3.2.11. Identifying The Ultimate Destination
The operating systems in most computers support multiprogramming, which means they permit multiple application programs to execute simultaneously. We refer to each executing program as a process. It may seem natural to say that a process is the ultimate destination for a message. But there are several problems with such an approach.
Instead of thinking of a process as the ultimate destination, we will imagine that each machine contains a set of abstract destination points called protocol ports. Each protocol port is identified by a positive integer. The local operating system provides an interface mechanism that processes use to specify a port or access it.
Most operating systems provide synchronous access to ports. From a particular process point of view it means that the computation stops during a port access operation. For example, if a process attempts to extract data from a port before any data arrives, the operating system stops the process until data arrives. Once the data arrives, the operating system passes the data to the process and restarts it.
In general, ports are buffered, so data that arrives before a process is ready to accept it will not be lost.
To communicate with a foreign port, a sender needs to know both the
IP address of the destination machine and the protocol port number
of the destination within that machine.
3.2.12. The User Datagram Protocol
UDP belongs to TCP/IP protocol suite. It provides the primary mechanism that application programs use to send datagrams to other application programs. UDP provides protocol ports used to distinguish among multiple processes executing on a single machine. Each UDP message contains both a destination port number and a source port number, making it possible for the UDP software on the destination to deliver the message to the correct recipient to send a reply.
UDP uses the underlying Internet Protocol to transport a message from one machine to another, and provides the same unreliable, connectionless datagram delivery service as IP. It just adds the ability to distinguish among multiple destinations within a given host computer.
An application program that uses UDP accepts full responsibility for
handling the problem of reliability.
3.2.13. Format of UDP Messages
Each UDP message is called a user datagram. It consists of UDP header and UDP data area.
The header consists of four 16-bit fields that specify the port from
which the message was sent, the port to which the message is destined,
the message length (in octets), and a UDP checksum. The source port
is optional, if not used, it should be zero. The checksum is also
optional, if not used, it should be zero.

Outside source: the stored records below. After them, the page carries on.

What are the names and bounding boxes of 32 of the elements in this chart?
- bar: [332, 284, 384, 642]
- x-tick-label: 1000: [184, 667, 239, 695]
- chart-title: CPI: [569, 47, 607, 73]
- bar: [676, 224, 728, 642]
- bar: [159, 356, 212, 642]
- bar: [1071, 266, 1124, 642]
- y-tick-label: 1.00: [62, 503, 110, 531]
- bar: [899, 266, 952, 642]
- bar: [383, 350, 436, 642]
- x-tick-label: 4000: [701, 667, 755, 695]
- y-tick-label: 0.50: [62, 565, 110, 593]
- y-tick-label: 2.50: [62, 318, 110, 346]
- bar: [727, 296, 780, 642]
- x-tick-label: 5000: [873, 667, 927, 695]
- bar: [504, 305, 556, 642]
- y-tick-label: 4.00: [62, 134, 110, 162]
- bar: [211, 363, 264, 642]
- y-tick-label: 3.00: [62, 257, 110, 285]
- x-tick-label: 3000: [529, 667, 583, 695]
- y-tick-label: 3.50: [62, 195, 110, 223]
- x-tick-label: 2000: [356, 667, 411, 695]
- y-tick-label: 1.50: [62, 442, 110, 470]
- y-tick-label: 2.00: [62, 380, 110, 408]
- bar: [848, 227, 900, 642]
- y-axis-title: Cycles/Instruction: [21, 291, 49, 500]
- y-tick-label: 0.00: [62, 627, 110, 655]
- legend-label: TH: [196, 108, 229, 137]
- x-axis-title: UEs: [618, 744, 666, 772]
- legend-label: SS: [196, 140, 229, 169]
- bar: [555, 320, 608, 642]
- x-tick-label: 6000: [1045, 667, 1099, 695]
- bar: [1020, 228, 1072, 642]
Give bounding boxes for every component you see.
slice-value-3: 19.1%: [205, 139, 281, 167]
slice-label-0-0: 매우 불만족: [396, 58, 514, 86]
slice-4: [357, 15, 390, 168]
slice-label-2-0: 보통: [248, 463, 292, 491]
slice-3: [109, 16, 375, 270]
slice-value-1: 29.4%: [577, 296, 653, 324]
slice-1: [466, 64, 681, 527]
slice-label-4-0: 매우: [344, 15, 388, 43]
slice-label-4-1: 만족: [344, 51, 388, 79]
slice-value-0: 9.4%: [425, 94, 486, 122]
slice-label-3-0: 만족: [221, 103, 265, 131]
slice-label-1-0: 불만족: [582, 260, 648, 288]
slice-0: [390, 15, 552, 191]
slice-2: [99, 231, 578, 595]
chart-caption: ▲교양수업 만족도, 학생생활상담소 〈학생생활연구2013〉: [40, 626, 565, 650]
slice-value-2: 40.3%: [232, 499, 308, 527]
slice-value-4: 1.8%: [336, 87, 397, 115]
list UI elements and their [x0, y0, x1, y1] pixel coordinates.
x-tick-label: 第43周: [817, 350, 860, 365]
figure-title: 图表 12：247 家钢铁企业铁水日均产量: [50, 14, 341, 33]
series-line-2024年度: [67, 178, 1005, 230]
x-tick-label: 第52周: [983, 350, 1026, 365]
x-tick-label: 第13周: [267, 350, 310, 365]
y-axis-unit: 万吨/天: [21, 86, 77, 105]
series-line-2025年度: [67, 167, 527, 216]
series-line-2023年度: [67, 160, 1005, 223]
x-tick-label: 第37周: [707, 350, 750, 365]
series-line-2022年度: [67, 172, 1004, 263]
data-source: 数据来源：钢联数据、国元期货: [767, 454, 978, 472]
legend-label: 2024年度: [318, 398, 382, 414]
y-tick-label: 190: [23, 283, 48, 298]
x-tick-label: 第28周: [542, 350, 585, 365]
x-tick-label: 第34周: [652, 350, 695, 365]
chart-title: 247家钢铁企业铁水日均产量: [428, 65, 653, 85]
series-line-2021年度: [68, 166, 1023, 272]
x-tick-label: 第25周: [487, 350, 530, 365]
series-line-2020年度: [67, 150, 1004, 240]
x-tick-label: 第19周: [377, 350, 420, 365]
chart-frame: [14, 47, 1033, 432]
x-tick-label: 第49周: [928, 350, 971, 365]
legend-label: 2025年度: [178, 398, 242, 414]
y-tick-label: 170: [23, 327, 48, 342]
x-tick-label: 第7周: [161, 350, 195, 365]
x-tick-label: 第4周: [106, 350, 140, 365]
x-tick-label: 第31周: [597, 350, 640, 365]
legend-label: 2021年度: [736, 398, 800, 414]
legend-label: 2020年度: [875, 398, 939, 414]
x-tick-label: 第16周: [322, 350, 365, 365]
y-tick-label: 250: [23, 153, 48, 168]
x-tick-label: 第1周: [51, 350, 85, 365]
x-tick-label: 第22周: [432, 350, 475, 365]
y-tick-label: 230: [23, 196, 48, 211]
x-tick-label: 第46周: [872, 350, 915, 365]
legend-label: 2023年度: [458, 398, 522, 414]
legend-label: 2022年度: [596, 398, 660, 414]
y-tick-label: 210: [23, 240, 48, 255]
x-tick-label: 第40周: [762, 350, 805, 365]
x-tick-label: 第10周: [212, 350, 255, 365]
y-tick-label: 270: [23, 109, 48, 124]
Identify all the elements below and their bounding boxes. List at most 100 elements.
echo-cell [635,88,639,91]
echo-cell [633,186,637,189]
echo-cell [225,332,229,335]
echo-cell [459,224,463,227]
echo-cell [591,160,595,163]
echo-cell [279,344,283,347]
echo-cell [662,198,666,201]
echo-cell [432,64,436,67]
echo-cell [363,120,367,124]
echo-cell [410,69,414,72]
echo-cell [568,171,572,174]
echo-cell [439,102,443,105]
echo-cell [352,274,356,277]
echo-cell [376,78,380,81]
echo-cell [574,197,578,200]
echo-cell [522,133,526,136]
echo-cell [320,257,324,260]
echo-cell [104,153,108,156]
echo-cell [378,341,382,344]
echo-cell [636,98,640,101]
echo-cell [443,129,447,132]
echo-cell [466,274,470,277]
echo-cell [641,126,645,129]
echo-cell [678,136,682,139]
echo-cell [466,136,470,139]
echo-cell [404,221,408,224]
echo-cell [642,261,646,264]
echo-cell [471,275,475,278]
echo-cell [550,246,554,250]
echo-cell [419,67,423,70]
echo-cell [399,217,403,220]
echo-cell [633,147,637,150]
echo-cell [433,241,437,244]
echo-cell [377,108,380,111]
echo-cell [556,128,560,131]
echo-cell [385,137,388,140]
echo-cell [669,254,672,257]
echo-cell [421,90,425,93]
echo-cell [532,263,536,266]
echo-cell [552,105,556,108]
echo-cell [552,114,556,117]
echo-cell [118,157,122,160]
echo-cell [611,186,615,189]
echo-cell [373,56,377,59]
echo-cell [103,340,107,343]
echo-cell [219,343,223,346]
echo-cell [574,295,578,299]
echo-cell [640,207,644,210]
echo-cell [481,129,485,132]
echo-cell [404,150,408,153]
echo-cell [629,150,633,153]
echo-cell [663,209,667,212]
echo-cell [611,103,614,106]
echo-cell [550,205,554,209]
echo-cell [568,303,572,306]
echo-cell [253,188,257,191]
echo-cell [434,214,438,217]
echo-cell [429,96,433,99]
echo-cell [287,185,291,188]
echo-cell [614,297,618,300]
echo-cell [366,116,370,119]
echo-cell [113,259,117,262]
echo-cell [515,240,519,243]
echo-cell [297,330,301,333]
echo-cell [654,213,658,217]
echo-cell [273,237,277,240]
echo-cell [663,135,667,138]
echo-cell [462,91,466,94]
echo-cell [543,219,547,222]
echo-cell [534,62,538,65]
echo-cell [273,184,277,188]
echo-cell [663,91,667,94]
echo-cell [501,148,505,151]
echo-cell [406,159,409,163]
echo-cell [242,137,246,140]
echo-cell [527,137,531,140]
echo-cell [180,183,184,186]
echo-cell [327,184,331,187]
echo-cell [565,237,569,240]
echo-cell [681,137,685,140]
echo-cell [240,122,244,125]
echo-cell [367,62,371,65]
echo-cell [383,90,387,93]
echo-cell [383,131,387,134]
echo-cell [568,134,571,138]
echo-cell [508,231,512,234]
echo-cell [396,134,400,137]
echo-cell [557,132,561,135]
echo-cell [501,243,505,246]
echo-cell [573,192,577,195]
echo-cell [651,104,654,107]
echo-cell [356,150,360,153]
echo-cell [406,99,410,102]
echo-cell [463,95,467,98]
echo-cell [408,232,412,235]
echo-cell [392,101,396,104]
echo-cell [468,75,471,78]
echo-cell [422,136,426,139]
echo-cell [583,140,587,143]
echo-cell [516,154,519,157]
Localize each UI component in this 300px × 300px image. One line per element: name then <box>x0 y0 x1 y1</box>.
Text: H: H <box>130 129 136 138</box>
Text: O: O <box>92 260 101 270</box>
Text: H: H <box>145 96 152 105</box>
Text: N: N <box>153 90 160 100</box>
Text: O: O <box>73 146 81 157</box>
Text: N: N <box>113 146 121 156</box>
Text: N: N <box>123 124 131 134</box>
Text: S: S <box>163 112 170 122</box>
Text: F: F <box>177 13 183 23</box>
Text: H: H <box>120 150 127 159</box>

3.2.14. UDP Encapsulation and Protocol Layering
UDP is a protocol of the transport layer. Conceptually, application programs access UDP, which uses IP to send and receive datagrams.
Layering UDP above IP means that a complete UDP message, including
the UDP header and data, is encapsulated in an IP datagram as it
travels across an internet. The IP layer is responsible only for
transferring data between a pair of hosts on an internet, while UDP
layer is responsible only for differentiating among multiple sources
or destinations within one host.
3.2.15. Reserved and Available UDP Port Numbers
There are two fundamental approaches to port assignment.
The first approach uses central authority. Everyone agrees to allow a central authority to assign port numbers as needed and to publish the list of assignments. Then all software is built according to the list. This approach is sometimes called universal assignment and the port assignments specified by the authority are called well-known port assignments.
The second approach uses dynamic binding. Here ports are not globally known. Instead, whenever a program needs a port the network software assigns one. To learn about the current port assignment on another computer, it is necessary to send a request that asks a question like "How do I reach the file transfer service?". The target machine replies by giving the correct port number to use.
The TCP/IP designers adopted a hybrid approach that assigns a few port numbers a priori, but leaves most available for local sites or application programs. The assigned port numbers begin at low values and extend upward, leaving large integer values available for dynamic assignment.